La crisi del 1962-63 sollecitò anche un ripensamento delle politiche, che possiamo definire strutturali, finalizzate alla soluzione dei problemi storici del nostro paese: un livello di occupazione ancora inadeguato, alcune arretratezze nella sfera produttiva, l’antico problema del Mezzogiorno, la necessità di migliorare la funzionalità di alcuni servizi essenziali. L’analisi di questa tematiche, la cui soluzione non si riteneva potesse essere affidata al mercato, furono il presupposto per l’avvio di una politica definita di programmazione, rimasta sostanzialmente inefficace.

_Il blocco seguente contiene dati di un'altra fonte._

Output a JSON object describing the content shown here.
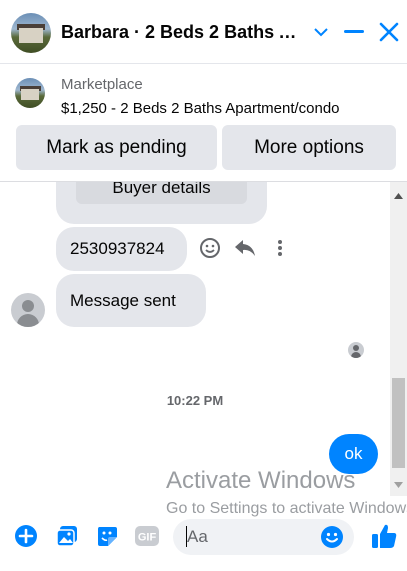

Di quegli anni è rimasta l’impostazione di alcune riforme che avrebbero trovato attuazione solo negli anni ’70. Questi progetti di riforma, che riguardavano il sistema tributario, il sistema pensionistico e la creazione del servizio sanitario nazionale, oltre che l’allargamento e il miglioramento della scuola pubblica, costituiscono la versione aggiornata delle istituzioni che avevano trovato una prima definizione negli anni giolittiani.

Dal 1968 al 1979: la svalutazione come strumento di crescita

Le agitazioni sindacali del 1968-69 si conclusero con significativi incrementi salariali, che produssero effetti sul deflatore del prodotto interno (salito dal 3,1 del 1968, al 4,1 del 69 e al 7,3 dell’anno successivo). Questi aumenti erano peraltro del tutto simili a quelli che si erano verificarono negli stessi anni in Francia e Germania.

A partire dal 1970 l’attenzione era comunque rivolta all’andamento del prodotto interno: il tasso di crescita era sceso dal 7 % del 1968 all’1,9% del 1970. Sarebbe stato facile attribuire il rallentamento alla congiuntura economica internazionale (nel 1971 il pil negli Stati Uniti era diminuito) o agli effetti del progressivo crollo del sistema monetario internazionale.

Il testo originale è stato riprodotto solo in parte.